Três conjuntos de características da história da reforma educativa de Sobral me chamam a atenção. O primeiro conjunto refere-se ao “o que fazer”. Sobral consegue definir prioridades relevantes, manter foco no essencial e só tomar iniciativas que poderão ser aplicadas para toda a rede. O segundo conjunto se refere ao “como fazer”. Sobral consegue convencer e envolver as pessoas sobre as ideias a serem implementadas, fazer uma coisa de cada vez, manter rigor na implementação e gerenciar com gestores competentes e com base em resultados. Além disso, não “inunda” a escola com projetos avulsos. O terceiro conjunto se refere à estratégia. Sobral não reinventa a roda – busca o que considera como sendo das soluções as mais adequadas, apropria-se das mesmas sem negar a contribuição original e incorpora progressivamente as inovações de maneira consistente com o todo. Fácil de resumir, difícil de fazer.
Resta a pergunta: isso é tão difícil de imitar? Por que nenhuma outra rede municipal de ensino reproduz o feito? Vinte e tantos anos depois, hoje dispomos de muito mais conhecimento e de instrumentos já testados que permitiriam a um município obter resultados em prazos muito mais curtos do que ocorreu em Sobral. Onde estão os entraves?

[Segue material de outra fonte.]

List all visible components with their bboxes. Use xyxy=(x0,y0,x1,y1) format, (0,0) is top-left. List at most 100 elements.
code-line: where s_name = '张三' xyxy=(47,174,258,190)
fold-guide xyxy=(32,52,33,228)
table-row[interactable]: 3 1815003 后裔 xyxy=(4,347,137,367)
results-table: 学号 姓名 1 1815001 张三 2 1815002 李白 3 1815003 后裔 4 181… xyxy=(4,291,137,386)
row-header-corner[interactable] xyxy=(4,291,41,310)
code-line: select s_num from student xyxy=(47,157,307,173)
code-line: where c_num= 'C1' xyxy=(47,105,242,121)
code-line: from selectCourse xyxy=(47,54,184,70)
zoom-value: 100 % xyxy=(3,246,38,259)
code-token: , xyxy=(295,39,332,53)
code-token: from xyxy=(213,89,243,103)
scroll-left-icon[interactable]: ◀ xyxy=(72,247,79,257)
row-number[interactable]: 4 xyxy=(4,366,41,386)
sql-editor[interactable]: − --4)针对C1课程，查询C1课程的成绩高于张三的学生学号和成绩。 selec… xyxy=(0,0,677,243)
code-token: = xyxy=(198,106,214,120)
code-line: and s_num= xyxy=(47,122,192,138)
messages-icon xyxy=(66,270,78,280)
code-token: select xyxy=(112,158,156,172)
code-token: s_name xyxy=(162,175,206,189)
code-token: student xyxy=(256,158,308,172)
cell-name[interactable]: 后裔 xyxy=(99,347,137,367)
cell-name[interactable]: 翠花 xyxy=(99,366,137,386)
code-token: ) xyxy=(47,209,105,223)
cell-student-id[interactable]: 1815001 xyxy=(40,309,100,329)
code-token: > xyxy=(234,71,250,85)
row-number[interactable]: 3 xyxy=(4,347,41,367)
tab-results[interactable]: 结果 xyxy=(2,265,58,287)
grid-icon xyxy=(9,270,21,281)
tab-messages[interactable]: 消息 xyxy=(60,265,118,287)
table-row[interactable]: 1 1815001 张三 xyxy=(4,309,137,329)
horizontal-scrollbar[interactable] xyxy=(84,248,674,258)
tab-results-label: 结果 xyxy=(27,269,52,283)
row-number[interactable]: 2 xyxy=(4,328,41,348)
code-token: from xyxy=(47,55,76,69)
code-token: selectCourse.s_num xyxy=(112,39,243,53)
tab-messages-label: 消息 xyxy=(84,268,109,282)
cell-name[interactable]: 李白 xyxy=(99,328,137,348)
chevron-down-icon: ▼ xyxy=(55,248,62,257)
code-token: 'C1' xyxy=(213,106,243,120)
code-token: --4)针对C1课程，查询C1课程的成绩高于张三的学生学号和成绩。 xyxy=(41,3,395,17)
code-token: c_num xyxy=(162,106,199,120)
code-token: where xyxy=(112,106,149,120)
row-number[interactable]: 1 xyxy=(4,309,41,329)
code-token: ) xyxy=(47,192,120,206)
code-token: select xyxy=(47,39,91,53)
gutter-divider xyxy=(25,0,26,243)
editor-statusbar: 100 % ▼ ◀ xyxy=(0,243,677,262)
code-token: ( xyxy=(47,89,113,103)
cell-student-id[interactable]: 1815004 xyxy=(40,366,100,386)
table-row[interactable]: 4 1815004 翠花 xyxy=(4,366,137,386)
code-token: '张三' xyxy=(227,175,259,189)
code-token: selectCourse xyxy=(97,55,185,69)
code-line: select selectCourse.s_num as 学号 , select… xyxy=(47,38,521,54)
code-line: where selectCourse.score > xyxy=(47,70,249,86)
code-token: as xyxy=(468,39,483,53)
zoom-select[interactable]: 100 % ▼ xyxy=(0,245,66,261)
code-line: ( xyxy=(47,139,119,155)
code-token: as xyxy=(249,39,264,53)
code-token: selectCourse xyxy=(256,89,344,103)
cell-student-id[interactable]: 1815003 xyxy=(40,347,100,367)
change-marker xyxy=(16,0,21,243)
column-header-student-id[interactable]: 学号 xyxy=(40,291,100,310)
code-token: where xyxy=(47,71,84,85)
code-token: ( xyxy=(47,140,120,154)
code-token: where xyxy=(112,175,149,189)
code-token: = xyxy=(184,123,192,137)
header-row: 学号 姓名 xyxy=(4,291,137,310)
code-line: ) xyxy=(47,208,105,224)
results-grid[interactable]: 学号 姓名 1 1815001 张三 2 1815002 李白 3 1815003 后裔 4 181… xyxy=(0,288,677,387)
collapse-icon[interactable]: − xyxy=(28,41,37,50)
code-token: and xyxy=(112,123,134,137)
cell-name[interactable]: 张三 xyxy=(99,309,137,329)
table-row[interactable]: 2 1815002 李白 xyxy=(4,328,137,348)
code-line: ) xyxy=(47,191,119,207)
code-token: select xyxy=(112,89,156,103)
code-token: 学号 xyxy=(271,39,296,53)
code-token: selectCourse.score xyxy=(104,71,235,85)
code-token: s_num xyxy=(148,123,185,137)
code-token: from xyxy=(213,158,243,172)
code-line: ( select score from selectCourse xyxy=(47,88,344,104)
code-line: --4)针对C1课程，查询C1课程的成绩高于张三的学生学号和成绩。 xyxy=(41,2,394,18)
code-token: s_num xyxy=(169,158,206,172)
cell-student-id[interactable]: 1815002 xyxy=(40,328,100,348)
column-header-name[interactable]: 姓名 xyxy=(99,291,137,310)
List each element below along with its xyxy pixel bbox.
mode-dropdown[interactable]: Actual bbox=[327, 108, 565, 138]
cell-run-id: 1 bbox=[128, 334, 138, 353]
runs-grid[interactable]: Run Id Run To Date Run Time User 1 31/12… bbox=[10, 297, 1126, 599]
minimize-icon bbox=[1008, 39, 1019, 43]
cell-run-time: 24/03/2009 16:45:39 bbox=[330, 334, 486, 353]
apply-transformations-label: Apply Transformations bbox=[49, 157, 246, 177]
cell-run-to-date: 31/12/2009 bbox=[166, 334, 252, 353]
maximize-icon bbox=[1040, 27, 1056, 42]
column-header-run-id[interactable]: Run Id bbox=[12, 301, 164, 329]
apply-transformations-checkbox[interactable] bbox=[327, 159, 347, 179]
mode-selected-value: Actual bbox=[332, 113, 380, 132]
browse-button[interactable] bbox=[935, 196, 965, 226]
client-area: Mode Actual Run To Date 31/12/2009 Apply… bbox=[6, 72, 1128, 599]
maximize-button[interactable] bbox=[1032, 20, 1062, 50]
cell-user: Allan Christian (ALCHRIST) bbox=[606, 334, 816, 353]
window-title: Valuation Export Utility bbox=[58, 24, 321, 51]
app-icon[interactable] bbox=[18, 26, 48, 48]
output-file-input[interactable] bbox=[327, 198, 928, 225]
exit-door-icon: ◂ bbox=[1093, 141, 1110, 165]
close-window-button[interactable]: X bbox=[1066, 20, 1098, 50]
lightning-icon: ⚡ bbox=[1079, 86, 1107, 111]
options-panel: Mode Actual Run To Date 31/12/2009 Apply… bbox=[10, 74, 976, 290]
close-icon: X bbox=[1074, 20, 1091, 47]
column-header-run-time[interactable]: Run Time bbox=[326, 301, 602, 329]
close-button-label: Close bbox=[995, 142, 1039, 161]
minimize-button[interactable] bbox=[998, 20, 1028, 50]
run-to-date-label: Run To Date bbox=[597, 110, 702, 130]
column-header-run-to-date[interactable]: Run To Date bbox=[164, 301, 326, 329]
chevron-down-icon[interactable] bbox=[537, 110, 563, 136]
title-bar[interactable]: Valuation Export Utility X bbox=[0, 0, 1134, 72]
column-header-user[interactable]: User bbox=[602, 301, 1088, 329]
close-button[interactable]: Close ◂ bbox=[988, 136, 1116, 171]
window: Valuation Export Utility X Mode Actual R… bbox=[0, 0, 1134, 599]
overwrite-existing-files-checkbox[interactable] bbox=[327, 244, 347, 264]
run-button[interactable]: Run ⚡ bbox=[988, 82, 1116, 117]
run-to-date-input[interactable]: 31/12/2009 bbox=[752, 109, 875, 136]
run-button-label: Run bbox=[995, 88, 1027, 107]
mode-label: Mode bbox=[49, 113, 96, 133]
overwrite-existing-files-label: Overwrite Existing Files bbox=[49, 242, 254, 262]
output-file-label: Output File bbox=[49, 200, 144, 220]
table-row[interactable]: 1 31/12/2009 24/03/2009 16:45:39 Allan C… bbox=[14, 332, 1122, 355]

A meu ver há dois motivos principais. O primeiro é não entender o que acontece em Sobral. As pessoas se maravilham com determinadas características aparentes e não perguntam nem se interessam pelo que está por trás – o essencial é invisível aos olhos. A segunda é o erro clássico de querer imitar o que existe hoje em Sobral e não entender e adaptar, de forma consistente, processos que podem levar ao sucesso, a partir da realidade de cada um.